Staffordshire Housing Association is supporting a call for action following a new report by the National Housing Federation (NHF) which shows that thousands of people across Stoke and Staffordshire are struggling for a home they can afford as the West Midlands faces a massive shortage of new housing. 

The report, ‘Home Truths: West Midlands 2012’, found that we are only building half of the homes we need in the West Midlands. 

This shortfall of homes in the West Midlands is pushing up house prices and private rents, making it increasingly difficult for people to afford to rent their own home, let alone buy one. 

As a result of the housing crisis homelessness rose 27 percent across Stoke and Staffordshire over the last two years. 

The report also found that:

  • Across Stoke and Staffordshire there were 25,221 households on housing waiting lists in 2011, up 46 percent since 2001.
  • Rents in the private sector are predicted to increase by nearly 60 percent over the next 10 years.
  • The average home in Staffordshire costs £168,818 – more than eight times the average local wage of £20,067.
  • The gross annual income needed for an average mortgage in Staffordshire is £36,175. 

Gemma Duggan, West Midlands lead manager for the NHF, said: ‘We’re only building half the homes we need in the West Midlands and the shortfall is having a huge impact on people from all walks of life and Staffordshire is no exception.’

The NHF is calling on the Government and local politicians to work with the housing industry to tackle the crisis. But public support for building the right homes in the right places is also crucial. The NHF is launching a new campaign, Yes to Homes, to give local people the chance to show councillors and politicians that new homes matter. 

Diane Lea, Chief Executive of the Staffordshire Housing Group and a member of the NHF West Midlands Regional Committee, said, ‘We have seen waiting lists rise over the last few years as local people struggle to afford to buy a home. The rise in homelessness uncovered by the report is deeply worrying and we urge people to join with us and the NHF in saying ‘Yes to Homes’.  People can do this by visiting www.yestohomes.co.uk to let their local councillor or MP know that affordable housing is crucial.’ 

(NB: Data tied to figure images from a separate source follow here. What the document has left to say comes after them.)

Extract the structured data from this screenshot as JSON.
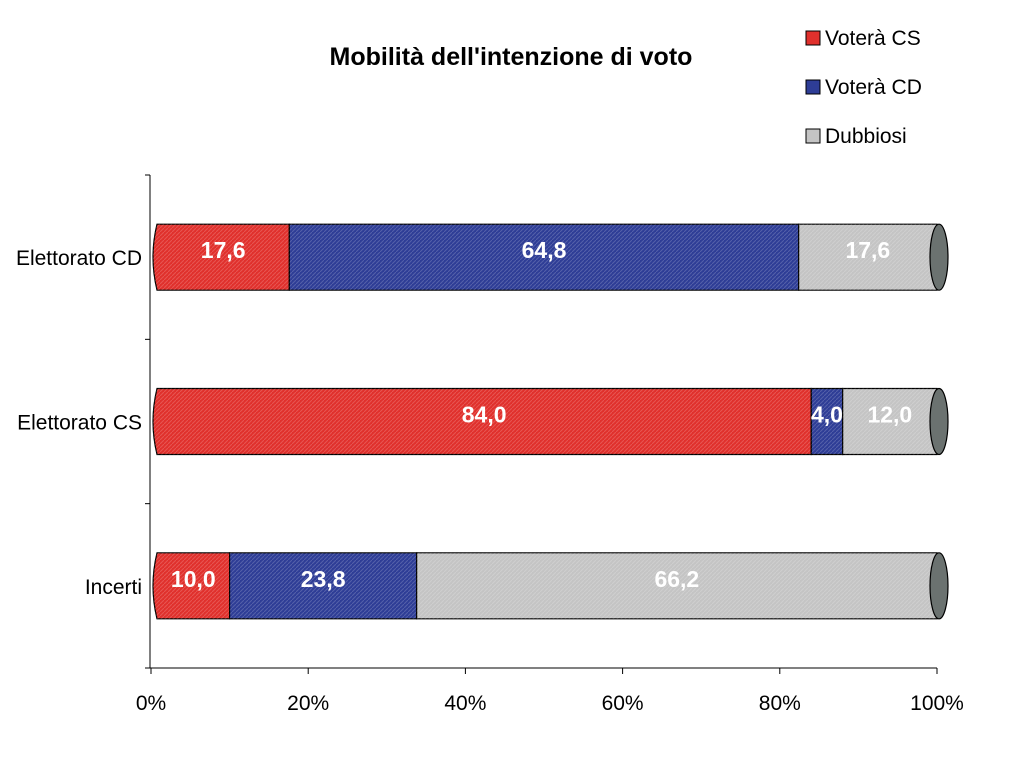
{
  "chart_data": {
    "type": "bar",
    "orientation": "horizontal",
    "stacked": "percent",
    "title": "Mobilità dell'intenzione di voto",
    "categories": [
      "Elettorato CD",
      "Elettorato CS",
      "Incerti"
    ],
    "series": [
      {
        "name": "Voterà CS",
        "color": "#e0302c",
        "values": [
          17.6,
          84.0,
          10.0
        ],
        "labels": [
          "17,6",
          "84,0",
          "10,0"
        ]
      },
      {
        "name": "Voterà CD",
        "color": "#2e3d96",
        "values": [
          64.8,
          4.0,
          23.8
        ],
        "labels": [
          "64,8",
          "4,0",
          "23,8"
        ]
      },
      {
        "name": "Dubbiosi",
        "color": "#c4c4c4",
        "values": [
          17.6,
          12.0,
          66.2
        ],
        "labels": [
          "17,6",
          "12,0",
          "66,2"
        ]
      }
    ],
    "x_ticks": [
      "0%",
      "20%",
      "40%",
      "60%",
      "80%",
      "100%"
    ],
    "xlim": [
      0,
      100
    ],
    "legend": "top-right",
    "grid": false,
    "end_cap_color": "#6b7270"
  }
}
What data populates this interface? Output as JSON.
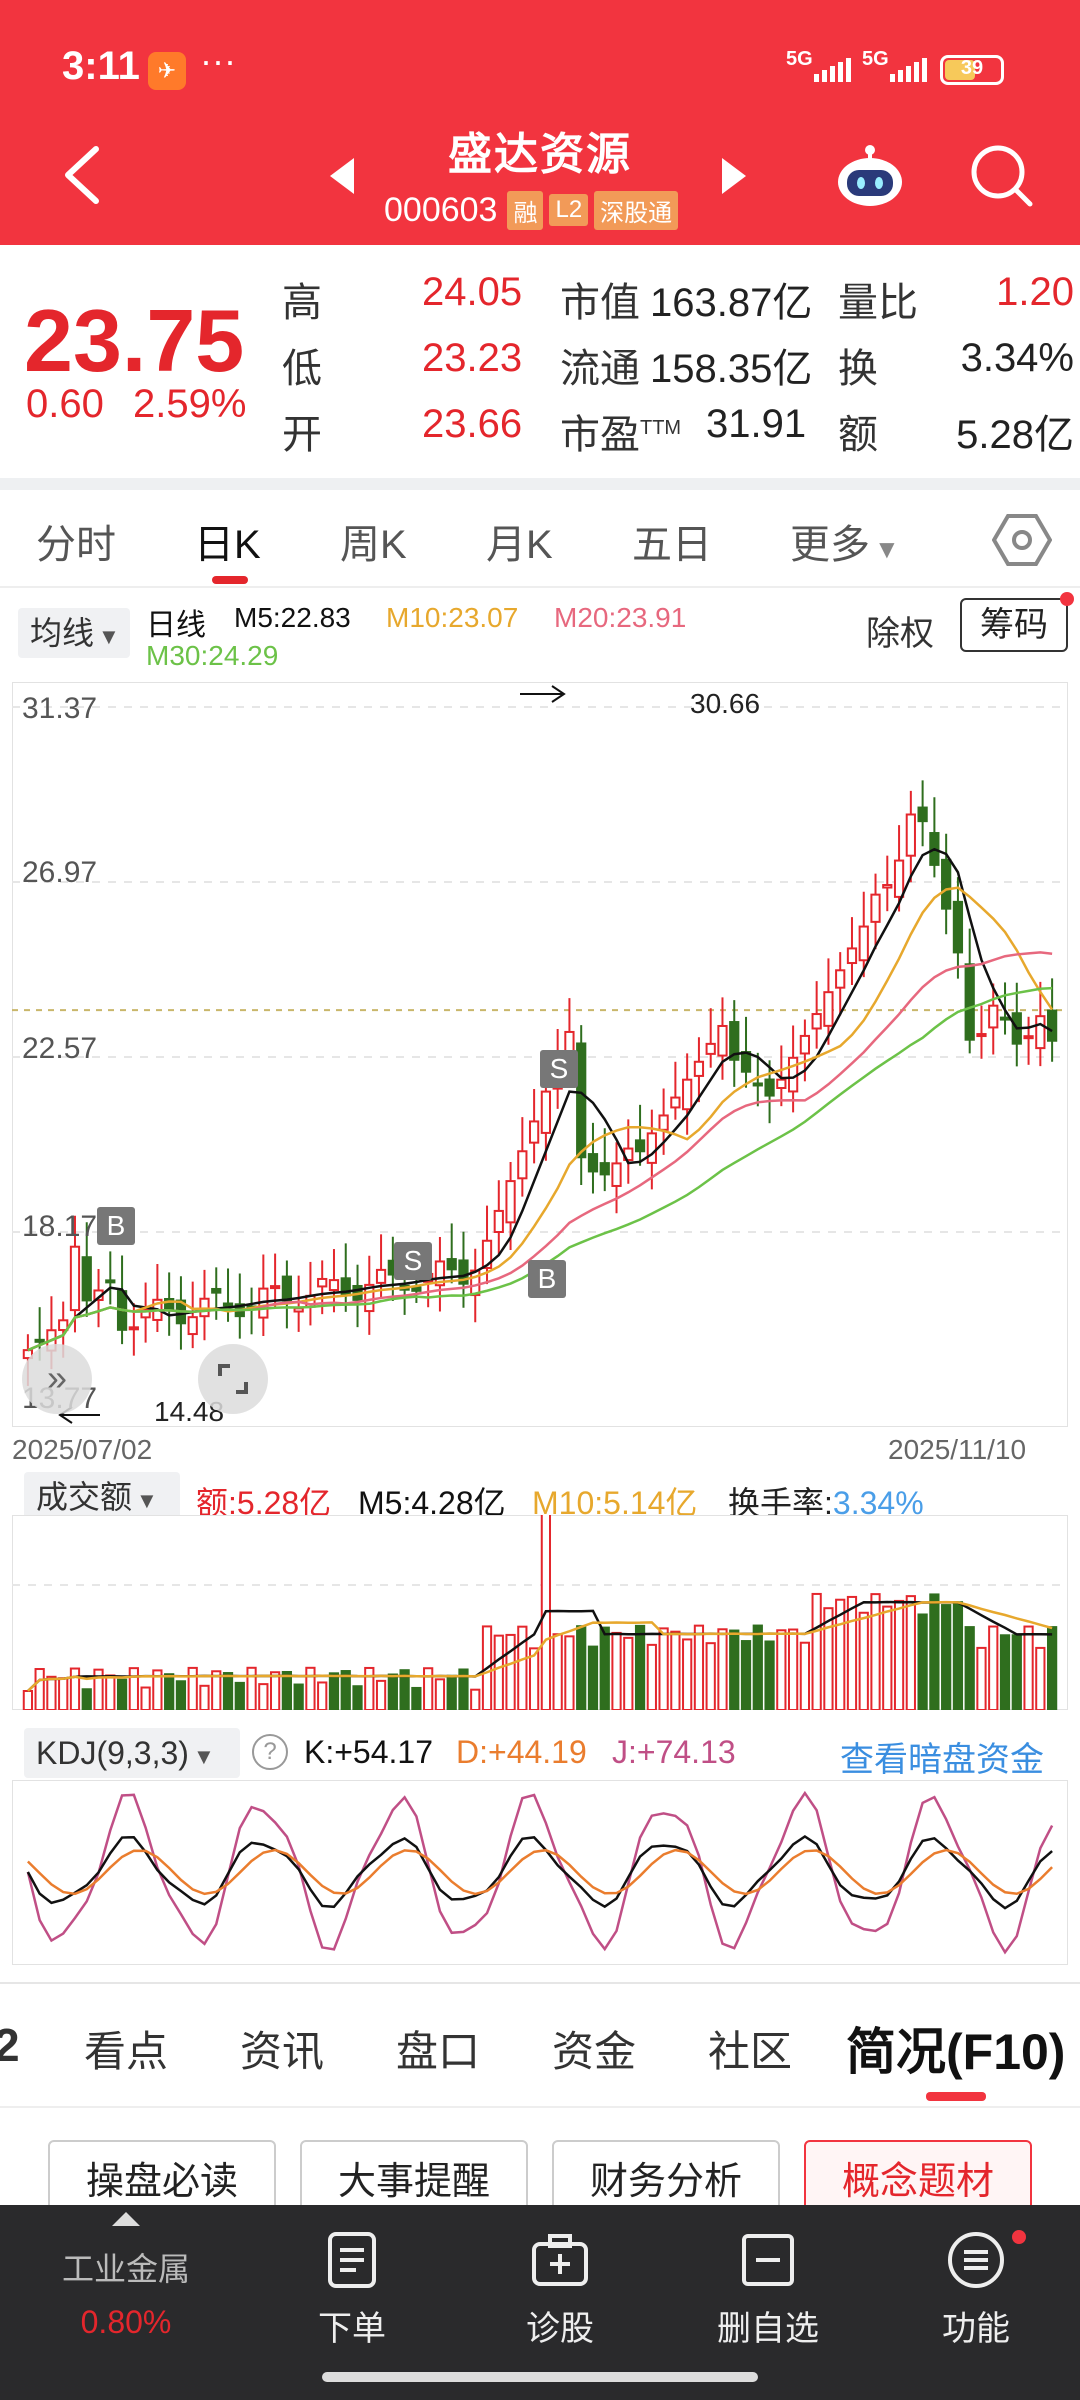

For media enquiries about this release contact Diane Lea at Staffordshire Housing Association on 01782 744533, or Peter Jones at the National Housing Federation on 0117 952 9913 or 07771 552 090.
Notes for Editors:

The National Housing Federation represents the work of housing associations and campaigns for better housing.

‘Home Truths: England 2012’, by the National Housing Federation, is an analysis and forecast of England’s housing market. It is being launched at the Palace of Westminster on 21 November 2012.

Staffordshire Housing Group is committed to building a better future for local communities.  The group’s parent organisation, Staffordshire Housing Association, has around 3,000 homes for rent and sale, including three older people’s villages, and offers a range of tenant services. Revival Home Improvement Agency works with older and vulnerable home owners to help them stay warm, secure and independent in well-maintained homes. Blue Mountain Housing Association works closely with refugees to provide essential support and help with access to healthcare, education, training and employment.  Since April 2012, Hanley-based charity Arch has been part of the group. Arch provides accommodation and support services to people in need, including survivors of domestic violence, ex-offenders and young people leaving care.